Animals as Leaders leads unique mixed genre show in CP

Although the debate over whether or not God exists has raged for centuries, watching Animals As Leaders’ guitarist Tosin Abasi can make audiences believe the Big Man is walking amongst them.

animals as leaders

The boys headlined a show that promised an assortment of different types of music for concert revelers at Upstate Concert Hall on March 1st.  Mixed genre shows are a foreign concept. They’re not yet popular in America with few big ticket shows giving credence to metal, jazz, and electronic dance at one event. This idea, however, is regular in European festivals.

Abasi, Javier Reyes (guitar) and Matt Garska (drums) could be considered among the best musicians in the world. Their headlining slot saw some of their easily recognizable stamps, such as “Tempting Time,” “Point to Point,” and “CAFO.” Their unwavering ability to stay true to their original sound – which has evolved with every release – is remarkable. By the time Weightless came out, Navene Koperweis (the Faceless, Navene K) had jumped on drums and gave the second effort more depth of field than the first album.

But for this album – and tour – Animals as Leaders are utilizing the talents of Matt Garska, whose ability to command each obscure song might leave the most hardened music enthusiasts wide – mouthed. While Garska mastered every older song, the band also played three newer songs, “Tooth and Claw,” “Lippincott,” and “Cascade,” which showcased both Reyes and Garska more than before.

Animals as Leaders experimentation from the start of the set to the end easily impressed both hard fans and those who had never heard the band play before. In hearing the newer songs especially, it was clear that the band will not grow tired.

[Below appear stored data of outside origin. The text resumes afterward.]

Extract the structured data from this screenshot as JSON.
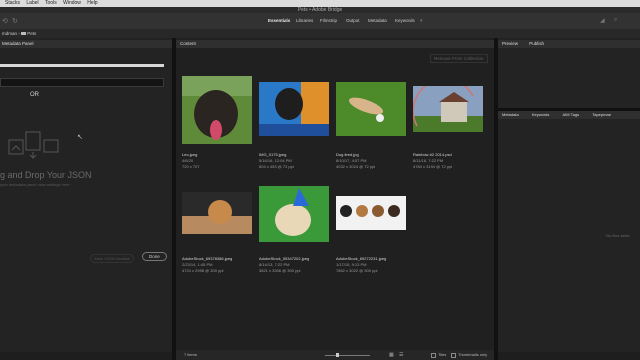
{
  "menubar": {
    "items": [
      "Stacks",
      "Label",
      "Tools",
      "Window",
      "Help"
    ]
  },
  "titlebar": {
    "title": "Pets • Adobe Bridge"
  },
  "workspaces": [
    "Essentials",
    "Libraries",
    "Filmstrip",
    "Output",
    "Metadata",
    "Keywords"
  ],
  "path": {
    "crumb1": "mdman",
    "crumb2": "Pets"
  },
  "left_panel": {
    "tab": "Metadata Panel",
    "or_label": "OR",
    "drag_text": "g and Drop Your JSON",
    "sub_text": "your metadata panel view settings here",
    "save_button": "Save JSON headink",
    "done_button": "Done"
  },
  "content": {
    "tab": "Content",
    "remove_button": "Remove From Collection",
    "items": [
      {
        "filename": "Leo.jpeg",
        "date": "4/6/20",
        "dims": "720 x 707",
        "kind": "dog-grass"
      },
      {
        "filename": "IMG_0175.jpeg",
        "date": "5/16/16, 12:04 PM",
        "dims": "604 x 453 @ 72 ppi",
        "kind": "dog-blue"
      },
      {
        "filename": "Dog tired.jpg",
        "date": "8/10/17, 4:57 PM",
        "dims": "4032 x 3024 @ 72 ppi",
        "kind": "dog-lying"
      },
      {
        "filename": "Rainbow #2 2014.psd",
        "date": "8/11/16, 7:22 PM",
        "dims": "4784 x 3194 @ 72 ppi",
        "kind": "house"
      },
      {
        "filename": "AdobeStock_69378386.jpeg",
        "date": "2/23/14, 1:45 PM",
        "dims": "4724 x 2998 @ 300 ppi",
        "kind": "puppy-board"
      },
      {
        "filename": "AdobeStock_55347202.jpeg",
        "date": "8/14/13, 7:22 PM",
        "dims": "3821 x 3306 @ 300 ppi",
        "kind": "dog-hat"
      },
      {
        "filename": "AdobeStock_69272231.jpeg",
        "date": "1/17/15, 9:13 PM",
        "dims": "7852 x 3022 @ 300 ppi",
        "kind": "puppies-row"
      }
    ],
    "status": "7 items",
    "tiles_label": "Tiles",
    "thumbs_only_label": "Thumbnails only"
  },
  "right_panel": {
    "tabs_top": [
      "Preview",
      "Publish"
    ],
    "tabs_meta": [
      "Metadata",
      "Keywords",
      "AIM Tags",
      "Tapepmae"
    ],
    "empty_text": "No files selec"
  }
}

After their set, the band took time to speak with fans about their instruments — they play eight strings and sometimes use oddly – shaped guitars that look they have just been cut from a tree — their style, as they don’t have a bass player, musical sense, and other matters, including Abasi’s obscure fashion sense.

However, Animals as Leaders were not the only defining force on this show. After the Burial, Navene K, and Chon supported the bill and got the attention they deserved as well.

Take for example Chon, who are essentially a (mostly instrumental) jazz quartet on crack. Although the audience was comprised of a few devoted fans, but it seemed that most people hadn’t heard them before that night. Many people might theorize that instrumental music, such as Scale the Summit, is hard to relate to because it has no actual message for listeners to be devoted to. By the end of the set, Chon was given the legendary “One More Song!” chant (they were not allowed because of set constraint).

Although Chon may just be getting their foot in the door, their use of clean guitar tones, jazz and fusion, and downright strange melodies will take them places. Although they might not be “metal” by classic terms, they have our stamp of approval – not to mention the hundreds they impressed at Upstate Concert Hall.

Chon’s music was not the most obscure. The night took a strange turn as soon as former Animals as Leaders drummer Navene K took the stage. His slot comprised of his current electronic project, in which he is the only member.

Although the audience kept an open mind to the electronic beats, one could tell that the mosh pit – type crowd did not really know how to respond to the beats and sounds. Navene K played on a strange drum set, but with the melodies he had written, one could easily tell that he is certainly a positive force for the metal community. He thanked the crowd for keeping an open mind by the end of the set. “I didn’t expect to be taking this on tour,” he said.

Inclusive with the light show, sound, and everything else, the presence of After the Burial was larger than life. The band was received in a profound enthusiasm. It was a typical metal show: circle pit, mosh, wall of death, and crowd surfing. They came out as silhouettes, stood as giants, and played each song with the incredible fierceness.

The band played some of their famous numbers, including a behind – the – back guitar performance of “Berzerker” by Justin Lowe. Additionally, they played songs off of their latest record, Wolves Within. Rarely faltering, drummer Dan Carle provided a prominent beat to every note the band played.

After the Burial’s defining moments were those in which the audience was commanded by their presence on stage. Although it may have seemed dangerous at times, they earned fans new and hardened the loyalties of their followers. Each band brought something different to the table to create a one of a kind experience. Although this type of show is not common, promoters certainly made the right choice in placing these four bands together.